Wednesday, November 30, 2016


As a coach who specializes in helping singles over 40 have more success with dating, I've recently noticed that at least 40% of my clients are 60 or older. They fall into 3 groups:

1) long-time post-divorce daters who are tired, jaded, or in need of new dating strategies
2) widows/widowers who, after long happy marriages, aren't sure how to begin dating again
3) men and women who've gotten so comfortable being alone that they're not sure they have the desire or ability to be in a close relationship with someone again yet feel the need for companionship

No matter which group they're in, I can help them sort out their feelings, boost their confidence, find places to meet singles their age, and approach dating in a more positive way. I encourage them to follow these 6 rules of thumb for midlife dating:

Love yourself completely: Get comfortable with who you are—your age, your body, your preferences, your beliefs. This will enable you to be confident telling those you date what you believe, what you want, and what you need. Confidence is 70% of the success formula for dating.

Get clear on your “Partner Vision” of the most-compatible person for you. Be specific! Write down your top 5 “must have” traits, 15 strong preferences & 5 “cherry on top” traits that would be nice to have but not absolutely necessary. Put this list in your bedside table to read each night and in your handbag or briefcase to carry with you wherever you go.

Use all 3 methods for meeting new people: singles groups, hobby/Meetup groups, and online dating. There are over-60 single people in all 3 places.

Don’t settle: Hold out for all of what you want—not just 50% or 60%. Be willing to drive people away in the dating world by being authentically yourself. Don’t pretend to be something you think others want. Dating is a screening process that brings you closer and closer to the most compatible partner for YOU.

Employ the 4 P’s of dating success: Positive attitude, Proactivity, Persistence, and Patience.

Create a happy life: “If you’re looking for the love of your life, STOP! He/she will be waiting for you when you start doing things you love.” – David Steele, Founder of the Relationship Coaching Institute and Author of Conscious Dating

How about you? Are you over 60 and ready to date but not finding compatible people? If you're sticking to these 6 rules of thumb but still having no luck, you may need some extra moral support or new ideas to jump-start your dating life. If so, give me a call.

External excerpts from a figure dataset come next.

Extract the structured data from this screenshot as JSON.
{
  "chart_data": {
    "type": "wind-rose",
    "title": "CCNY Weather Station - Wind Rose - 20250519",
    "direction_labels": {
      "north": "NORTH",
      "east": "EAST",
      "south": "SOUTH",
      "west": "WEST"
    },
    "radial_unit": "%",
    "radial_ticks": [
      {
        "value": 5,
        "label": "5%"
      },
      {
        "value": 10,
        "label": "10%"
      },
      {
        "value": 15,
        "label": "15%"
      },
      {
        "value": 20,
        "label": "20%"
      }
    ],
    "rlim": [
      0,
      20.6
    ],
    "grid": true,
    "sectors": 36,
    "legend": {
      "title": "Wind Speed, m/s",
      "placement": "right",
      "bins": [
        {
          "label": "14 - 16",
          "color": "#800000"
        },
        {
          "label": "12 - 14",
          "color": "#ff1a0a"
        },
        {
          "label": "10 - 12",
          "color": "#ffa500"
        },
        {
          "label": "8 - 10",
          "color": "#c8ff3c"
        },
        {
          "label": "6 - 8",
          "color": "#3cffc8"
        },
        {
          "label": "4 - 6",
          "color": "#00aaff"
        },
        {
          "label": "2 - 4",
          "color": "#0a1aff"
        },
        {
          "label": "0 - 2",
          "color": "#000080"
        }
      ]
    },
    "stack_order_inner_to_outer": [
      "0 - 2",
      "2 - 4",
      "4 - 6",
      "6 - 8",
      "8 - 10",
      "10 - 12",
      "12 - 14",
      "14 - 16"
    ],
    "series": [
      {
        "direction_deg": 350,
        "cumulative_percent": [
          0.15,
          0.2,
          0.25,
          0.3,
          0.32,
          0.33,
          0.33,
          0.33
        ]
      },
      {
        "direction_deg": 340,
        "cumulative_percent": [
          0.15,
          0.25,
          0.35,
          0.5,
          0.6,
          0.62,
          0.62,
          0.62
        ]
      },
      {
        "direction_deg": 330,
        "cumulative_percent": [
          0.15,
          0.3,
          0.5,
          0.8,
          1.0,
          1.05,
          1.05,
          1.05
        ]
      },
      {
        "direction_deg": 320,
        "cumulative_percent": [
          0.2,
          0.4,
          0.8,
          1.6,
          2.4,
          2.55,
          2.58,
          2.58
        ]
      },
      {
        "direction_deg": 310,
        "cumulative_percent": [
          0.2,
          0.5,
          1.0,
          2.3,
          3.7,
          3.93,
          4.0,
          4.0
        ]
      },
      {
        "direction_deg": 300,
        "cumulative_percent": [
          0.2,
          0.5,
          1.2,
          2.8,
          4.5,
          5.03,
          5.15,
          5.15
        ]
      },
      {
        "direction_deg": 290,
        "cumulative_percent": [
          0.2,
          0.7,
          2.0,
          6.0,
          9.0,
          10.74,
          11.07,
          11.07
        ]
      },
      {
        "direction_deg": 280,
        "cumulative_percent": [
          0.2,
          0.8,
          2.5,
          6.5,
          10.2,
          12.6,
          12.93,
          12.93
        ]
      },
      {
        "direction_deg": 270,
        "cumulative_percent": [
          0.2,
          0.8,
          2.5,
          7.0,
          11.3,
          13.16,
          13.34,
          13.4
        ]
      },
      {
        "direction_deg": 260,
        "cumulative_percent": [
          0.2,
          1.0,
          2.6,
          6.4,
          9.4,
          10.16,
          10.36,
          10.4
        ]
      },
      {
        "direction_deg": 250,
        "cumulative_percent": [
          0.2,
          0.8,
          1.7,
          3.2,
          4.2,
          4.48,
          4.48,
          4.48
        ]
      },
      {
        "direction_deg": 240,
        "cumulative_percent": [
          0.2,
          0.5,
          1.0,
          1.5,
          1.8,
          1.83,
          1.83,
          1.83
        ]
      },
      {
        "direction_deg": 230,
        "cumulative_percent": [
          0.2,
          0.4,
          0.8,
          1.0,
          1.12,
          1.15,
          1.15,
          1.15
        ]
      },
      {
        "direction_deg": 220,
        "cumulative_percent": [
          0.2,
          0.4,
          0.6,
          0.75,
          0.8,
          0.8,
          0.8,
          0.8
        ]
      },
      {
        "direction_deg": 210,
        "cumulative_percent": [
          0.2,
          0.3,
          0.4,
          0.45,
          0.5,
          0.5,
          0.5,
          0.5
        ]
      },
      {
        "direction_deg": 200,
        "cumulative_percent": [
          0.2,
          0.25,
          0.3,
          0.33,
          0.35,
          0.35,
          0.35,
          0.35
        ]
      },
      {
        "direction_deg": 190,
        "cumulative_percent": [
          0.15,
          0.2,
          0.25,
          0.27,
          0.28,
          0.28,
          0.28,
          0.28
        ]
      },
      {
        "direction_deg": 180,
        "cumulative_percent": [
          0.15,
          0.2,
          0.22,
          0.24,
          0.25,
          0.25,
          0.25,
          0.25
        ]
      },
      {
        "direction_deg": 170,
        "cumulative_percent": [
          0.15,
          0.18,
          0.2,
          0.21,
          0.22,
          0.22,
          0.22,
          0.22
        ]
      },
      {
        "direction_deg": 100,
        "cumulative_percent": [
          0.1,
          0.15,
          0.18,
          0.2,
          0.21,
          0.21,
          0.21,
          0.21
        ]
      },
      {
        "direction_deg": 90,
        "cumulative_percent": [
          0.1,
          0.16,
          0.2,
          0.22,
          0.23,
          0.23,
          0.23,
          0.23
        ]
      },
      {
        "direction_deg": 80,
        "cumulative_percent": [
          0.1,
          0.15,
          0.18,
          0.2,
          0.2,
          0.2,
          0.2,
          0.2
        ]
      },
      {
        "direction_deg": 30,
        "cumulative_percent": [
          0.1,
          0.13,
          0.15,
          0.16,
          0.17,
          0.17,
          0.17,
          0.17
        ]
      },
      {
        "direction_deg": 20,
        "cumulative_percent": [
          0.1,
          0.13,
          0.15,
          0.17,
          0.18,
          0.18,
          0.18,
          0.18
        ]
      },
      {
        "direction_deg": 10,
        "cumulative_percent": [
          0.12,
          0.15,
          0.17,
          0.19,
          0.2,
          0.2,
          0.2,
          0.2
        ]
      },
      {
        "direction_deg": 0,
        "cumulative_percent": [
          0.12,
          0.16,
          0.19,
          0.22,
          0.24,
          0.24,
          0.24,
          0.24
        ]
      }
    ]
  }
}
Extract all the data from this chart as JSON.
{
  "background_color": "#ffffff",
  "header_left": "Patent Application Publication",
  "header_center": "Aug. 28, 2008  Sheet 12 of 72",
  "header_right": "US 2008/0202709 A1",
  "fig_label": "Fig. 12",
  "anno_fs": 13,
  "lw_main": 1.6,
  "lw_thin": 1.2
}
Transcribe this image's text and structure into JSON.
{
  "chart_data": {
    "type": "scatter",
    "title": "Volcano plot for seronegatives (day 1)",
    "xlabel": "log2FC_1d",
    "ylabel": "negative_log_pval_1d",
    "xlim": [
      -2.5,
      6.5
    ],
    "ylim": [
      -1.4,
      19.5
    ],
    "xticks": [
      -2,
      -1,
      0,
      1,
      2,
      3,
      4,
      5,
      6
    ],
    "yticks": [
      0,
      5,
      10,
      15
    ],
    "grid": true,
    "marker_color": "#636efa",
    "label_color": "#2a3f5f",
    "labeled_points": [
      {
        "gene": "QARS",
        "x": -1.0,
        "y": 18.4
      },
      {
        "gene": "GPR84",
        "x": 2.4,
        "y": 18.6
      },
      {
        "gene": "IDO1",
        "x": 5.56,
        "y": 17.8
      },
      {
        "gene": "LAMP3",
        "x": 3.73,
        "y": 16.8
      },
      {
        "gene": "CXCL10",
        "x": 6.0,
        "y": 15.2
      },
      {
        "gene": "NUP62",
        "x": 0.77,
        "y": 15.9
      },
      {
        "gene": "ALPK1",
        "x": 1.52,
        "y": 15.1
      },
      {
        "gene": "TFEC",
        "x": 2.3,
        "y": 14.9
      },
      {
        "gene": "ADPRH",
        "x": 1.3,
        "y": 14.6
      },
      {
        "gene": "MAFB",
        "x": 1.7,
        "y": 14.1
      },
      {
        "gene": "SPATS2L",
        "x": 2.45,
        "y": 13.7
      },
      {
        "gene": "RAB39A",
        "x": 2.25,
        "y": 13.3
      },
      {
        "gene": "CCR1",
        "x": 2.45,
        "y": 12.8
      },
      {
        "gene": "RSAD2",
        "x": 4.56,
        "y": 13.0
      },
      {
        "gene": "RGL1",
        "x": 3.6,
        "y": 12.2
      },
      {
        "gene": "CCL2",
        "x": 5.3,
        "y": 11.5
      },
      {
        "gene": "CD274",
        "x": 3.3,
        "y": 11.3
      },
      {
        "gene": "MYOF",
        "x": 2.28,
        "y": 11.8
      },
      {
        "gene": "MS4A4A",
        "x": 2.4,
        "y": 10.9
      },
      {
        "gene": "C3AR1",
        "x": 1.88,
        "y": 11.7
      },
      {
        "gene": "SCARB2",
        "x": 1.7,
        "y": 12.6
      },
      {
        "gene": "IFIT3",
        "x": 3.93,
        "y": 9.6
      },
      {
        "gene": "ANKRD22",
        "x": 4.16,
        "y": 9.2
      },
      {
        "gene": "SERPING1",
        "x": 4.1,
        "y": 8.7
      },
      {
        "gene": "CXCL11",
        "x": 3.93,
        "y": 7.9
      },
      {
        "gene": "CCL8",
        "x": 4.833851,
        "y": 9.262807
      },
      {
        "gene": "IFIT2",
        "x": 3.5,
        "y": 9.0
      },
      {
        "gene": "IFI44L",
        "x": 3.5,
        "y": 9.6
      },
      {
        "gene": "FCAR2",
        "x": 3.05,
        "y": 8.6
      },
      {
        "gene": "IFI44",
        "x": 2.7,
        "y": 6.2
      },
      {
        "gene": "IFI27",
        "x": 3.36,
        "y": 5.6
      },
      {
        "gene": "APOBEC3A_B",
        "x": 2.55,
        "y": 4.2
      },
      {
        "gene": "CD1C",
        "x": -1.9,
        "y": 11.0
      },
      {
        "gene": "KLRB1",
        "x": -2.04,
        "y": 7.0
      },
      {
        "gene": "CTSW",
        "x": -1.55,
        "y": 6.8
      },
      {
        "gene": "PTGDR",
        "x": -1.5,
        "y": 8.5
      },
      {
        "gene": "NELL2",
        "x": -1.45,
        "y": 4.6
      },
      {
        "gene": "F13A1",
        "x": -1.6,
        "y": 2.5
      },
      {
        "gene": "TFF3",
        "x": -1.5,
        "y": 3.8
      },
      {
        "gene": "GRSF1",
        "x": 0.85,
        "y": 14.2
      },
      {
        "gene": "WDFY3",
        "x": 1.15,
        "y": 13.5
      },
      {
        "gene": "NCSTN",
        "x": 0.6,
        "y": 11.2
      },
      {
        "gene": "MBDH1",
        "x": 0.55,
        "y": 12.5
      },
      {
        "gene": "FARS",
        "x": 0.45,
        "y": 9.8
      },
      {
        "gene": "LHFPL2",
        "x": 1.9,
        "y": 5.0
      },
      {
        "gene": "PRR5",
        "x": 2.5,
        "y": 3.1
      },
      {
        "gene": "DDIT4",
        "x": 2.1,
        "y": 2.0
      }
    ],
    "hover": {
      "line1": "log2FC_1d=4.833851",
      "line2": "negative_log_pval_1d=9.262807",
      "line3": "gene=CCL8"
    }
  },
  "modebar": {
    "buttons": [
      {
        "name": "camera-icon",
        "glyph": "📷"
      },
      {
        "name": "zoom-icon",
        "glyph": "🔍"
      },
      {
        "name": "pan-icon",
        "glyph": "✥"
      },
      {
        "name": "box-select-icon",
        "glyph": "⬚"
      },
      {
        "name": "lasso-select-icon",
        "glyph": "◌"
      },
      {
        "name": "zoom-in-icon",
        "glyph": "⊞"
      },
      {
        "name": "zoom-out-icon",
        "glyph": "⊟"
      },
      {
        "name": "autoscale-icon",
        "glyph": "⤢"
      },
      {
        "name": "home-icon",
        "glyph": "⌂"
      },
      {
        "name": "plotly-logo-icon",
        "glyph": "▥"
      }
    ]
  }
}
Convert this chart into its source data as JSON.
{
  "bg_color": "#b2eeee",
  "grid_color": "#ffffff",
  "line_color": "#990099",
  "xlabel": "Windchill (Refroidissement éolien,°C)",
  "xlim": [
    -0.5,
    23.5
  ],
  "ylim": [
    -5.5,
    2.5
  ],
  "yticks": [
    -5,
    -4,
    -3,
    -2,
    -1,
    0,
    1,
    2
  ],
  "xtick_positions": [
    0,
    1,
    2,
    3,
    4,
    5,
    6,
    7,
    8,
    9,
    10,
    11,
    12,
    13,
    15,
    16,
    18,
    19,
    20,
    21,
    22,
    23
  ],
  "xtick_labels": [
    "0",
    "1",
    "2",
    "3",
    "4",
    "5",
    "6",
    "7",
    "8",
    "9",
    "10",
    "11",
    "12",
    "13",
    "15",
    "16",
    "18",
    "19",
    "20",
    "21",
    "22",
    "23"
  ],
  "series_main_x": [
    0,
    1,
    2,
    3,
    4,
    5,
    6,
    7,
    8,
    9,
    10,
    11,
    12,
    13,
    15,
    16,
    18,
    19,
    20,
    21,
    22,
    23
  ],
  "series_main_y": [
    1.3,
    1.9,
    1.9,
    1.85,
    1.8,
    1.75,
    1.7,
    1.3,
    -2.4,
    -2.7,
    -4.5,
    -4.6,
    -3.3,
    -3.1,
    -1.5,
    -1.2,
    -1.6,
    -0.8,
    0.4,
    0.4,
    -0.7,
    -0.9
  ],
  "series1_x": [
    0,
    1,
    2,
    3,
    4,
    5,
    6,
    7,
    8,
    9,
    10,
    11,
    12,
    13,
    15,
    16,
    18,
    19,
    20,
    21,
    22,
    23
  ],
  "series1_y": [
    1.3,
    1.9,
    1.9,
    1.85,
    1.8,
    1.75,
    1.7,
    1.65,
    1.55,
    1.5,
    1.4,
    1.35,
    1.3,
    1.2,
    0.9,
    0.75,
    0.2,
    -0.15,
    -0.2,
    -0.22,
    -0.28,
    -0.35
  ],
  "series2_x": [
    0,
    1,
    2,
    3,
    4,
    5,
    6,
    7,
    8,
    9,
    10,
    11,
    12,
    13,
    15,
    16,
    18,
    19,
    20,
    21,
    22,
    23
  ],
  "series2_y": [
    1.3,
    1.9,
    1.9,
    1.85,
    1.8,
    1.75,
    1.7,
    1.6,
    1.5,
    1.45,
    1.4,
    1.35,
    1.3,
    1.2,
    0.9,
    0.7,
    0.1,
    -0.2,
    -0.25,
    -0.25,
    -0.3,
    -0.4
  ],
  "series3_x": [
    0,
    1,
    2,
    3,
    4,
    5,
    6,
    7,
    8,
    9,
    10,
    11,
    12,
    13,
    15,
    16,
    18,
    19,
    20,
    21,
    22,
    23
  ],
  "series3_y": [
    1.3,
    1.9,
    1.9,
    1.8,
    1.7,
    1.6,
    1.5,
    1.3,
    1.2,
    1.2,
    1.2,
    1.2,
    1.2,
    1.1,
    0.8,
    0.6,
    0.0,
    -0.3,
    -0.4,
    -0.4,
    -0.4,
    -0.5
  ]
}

That's my specialty, and I'd love to help!

Friday, November 18, 2016

Facebook Can Hinder Healing From a Breakup

I bet you know someone who reconnected with an "old flame" via Facebook and went on to start dating. This can happen when both people are single and available.

You might also know someone who wasn't single but who still reconnected with an old flame on Facebook and started an emotional affair that led to problems in his or her marriage, or even divorce.

However, you may not know someone like my 60-something female client who reconnected with an old flame via Facebook, had a wonderful 2-year relationship, got rejected by him when he started seeing a much younger woman, and then couldn't recover from the breakup because she was unable to stop herself from checking his status on Facebook. 

Seeing photos of him with the new girlfriend caused extra pain just when my client was beginning to get over him. Yet, it was impossible for her to put distance between herself and him by staying off Facebook while she was grieving the loss. She inadvertently kept reopening the wound and thus sabotaging her much-needed healing process.

Why? Is Facebook THAT addictive? Is "snooping" on old "friends" too hard to resist? Why couldn't this client just "unfriend" the person so she could disengage from him and get on with her life?

I understand. Curiosity can get the best of you. It's hard to resist checking Facebook to find out what people are up to. I remember giving into the urge to check the page of someone I broke up with years ago too, even though I initiated the breakup. I was curious. But a few days later, realizing that doing that only reminded me of him and hindered me from healing and moving forward, I unfriended him and never looked back.

I advised my client to promise herself she would take a long break from Facebook, ask a good friend to hold her accountable for that promise, and also give me a progress report on how she was doing with it. I also recommended a grief counselor to help her recover from the loss and make a healthy fresh start in life.